Саша Красильников смутился, когда столкнулся с Людой Арабей, по очень прозаической причине: он не мог решить, здороваться ему или нет. Годами Саша не жил дома и никого не знал ни в своем дворе, ни даже в подъезде. Иногда он здоровался наобум — люди недоуменно таращились, иногда не признавал соседа по лестничной площадке, с которым позавчера беседовал. Когда Люда прошла, Саша обернулся в надежде, что девушка тоже оглянется, и тогда он сразу заговорит. Девушка не оглянулась. Она удалялась ровной и удивительно легкой, необычной походкой, распрямив плечи, по-балетному ставила наружу ступни. В грации движений ее проступала гармония уравновешенного характера — девушка эта ни в ком не нуждалась, — с ревнивым сожалением ощутил Саша.

Не яркое, но славное, завораживающее взгляд лицо ее казалось знакомо, хотя и трудно было понять, встречал ли он девушку когда наяву или, может, то сказывалась иная, литературная память… Глаза… короткая стрижка… чуть-чуть припухлые щеки… Нет, все же он ее никогда не видел. Иначе, конечно же, не забыл бы. Она ходила в шортах, и была на ней какая-то легкая, не совсем застегнутая и ничего, однако, не открывающая рубашонка.

Саша вздохнул, еще раз вздохнул, печальнее прежнего, и побрел домой к тягостному делу — ждала его на столе не дописанная статья. И нужно было сочинить письмо к Ней. Сочинить, может быть, пару писем… Он чувствовал в себе опустошение, горечь потери и полную невозможность выразить что-либо иное, кроме опять же потери и горечи.

И Люда тоже не сразу забыла Сашу. Несколько раз припоминала она с улыбкой горестную манеру мальчика вздыхать над этимологическим словарем.
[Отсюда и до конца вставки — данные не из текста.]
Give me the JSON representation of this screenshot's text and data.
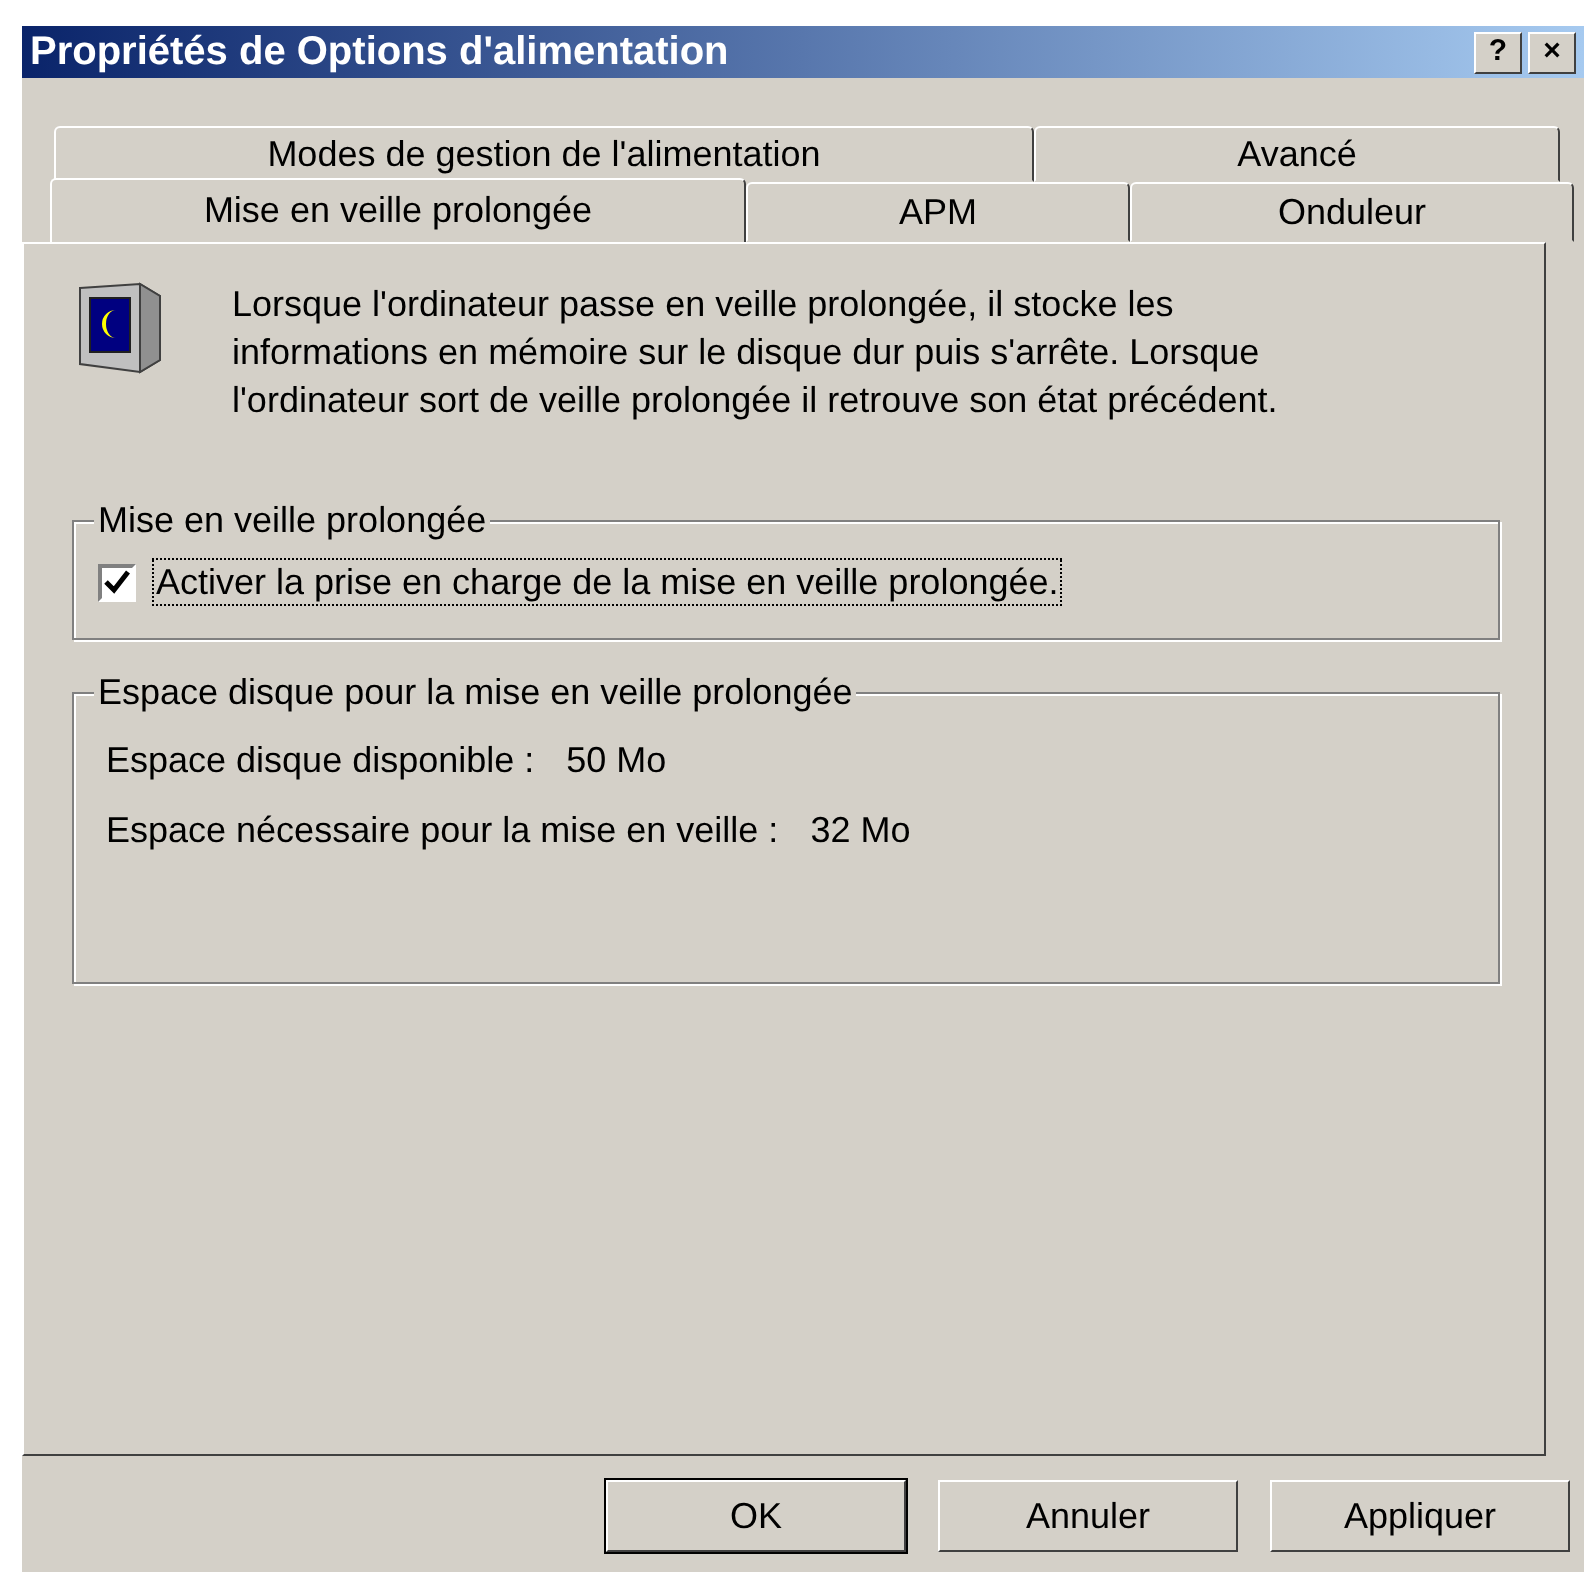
{
  "window": {
    "title": "Propriétés de Options d'alimentation",
    "title_buttons": [
      "?",
      "×"
    ]
  },
  "tab_rows": [
    [
      {
        "label": "Modes de gestion de l'alimentation",
        "selected": false
      },
      {
        "label": "Avancé",
        "selected": false
      }
    ],
    [
      {
        "label": "Mise en veille prolongée",
        "selected": true
      },
      {
        "label": "APM",
        "selected": false
      },
      {
        "label": "Onduleur",
        "selected": false
      }
    ]
  ],
  "description": "Lorsque l'ordinateur passe en veille prolongée, il stocke les informations en mémoire sur le disque dur puis s'arrête. Lorsque l'ordinateur sort de veille prolongée il retrouve son état précédent.",
  "hibernate_group": {
    "title": "Mise en veille prolongée",
    "checkbox": {
      "label": "Activer la prise en charge de la mise en veille prolongée.",
      "checked": true
    }
  },
  "disk_group": {
    "title": "Espace disque pour la mise en veille prolongée",
    "rows": [
      {
        "label": "Espace disque disponible :",
        "value": "50 Mo"
      },
      {
        "label": "Espace nécessaire pour la mise en veille :",
        "value": "32 Mo"
      }
    ]
  },
  "buttons": [
    {
      "label": "OK",
      "default": true
    },
    {
      "label": "Annuler",
      "default": false
    },
    {
      "label": "Appliquer",
      "default": false
    }
  ]
}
Помнила она Сашу день или два, а потом начала забывать и забыла.

А Трескин замолк. После страстной, пугающе исступленной речи пропал и замолк. День складывался из часов и проходил, наступал новый день, который тоже состоял из часов, — письма не было. Она рассчитала, что на новое письмо понадобится три дня, потом отвела себе четыре, письма не было и на пятый. Люда сознавала, что, верно, настал и ее черед ответить, сказать что-нибудь внятное, что Трескин тоже ведь ждет. Сознавала и подумать не могла без ужаса о том, чтобы ответить. Проще было бы, право, в постель лечь, молча принять Трескина, чем разобраться в себе и найти слова в ответ на ошеломительное признание. Письма не было. Люда становилась раздражительной и несносной, нагрубив матери, уходила к себе в комнату — мучаться. Мысленно просила прощения, просила вслух и снова срывалась. Она потеряла способность общаться с Майкой, и Майка ее оставила.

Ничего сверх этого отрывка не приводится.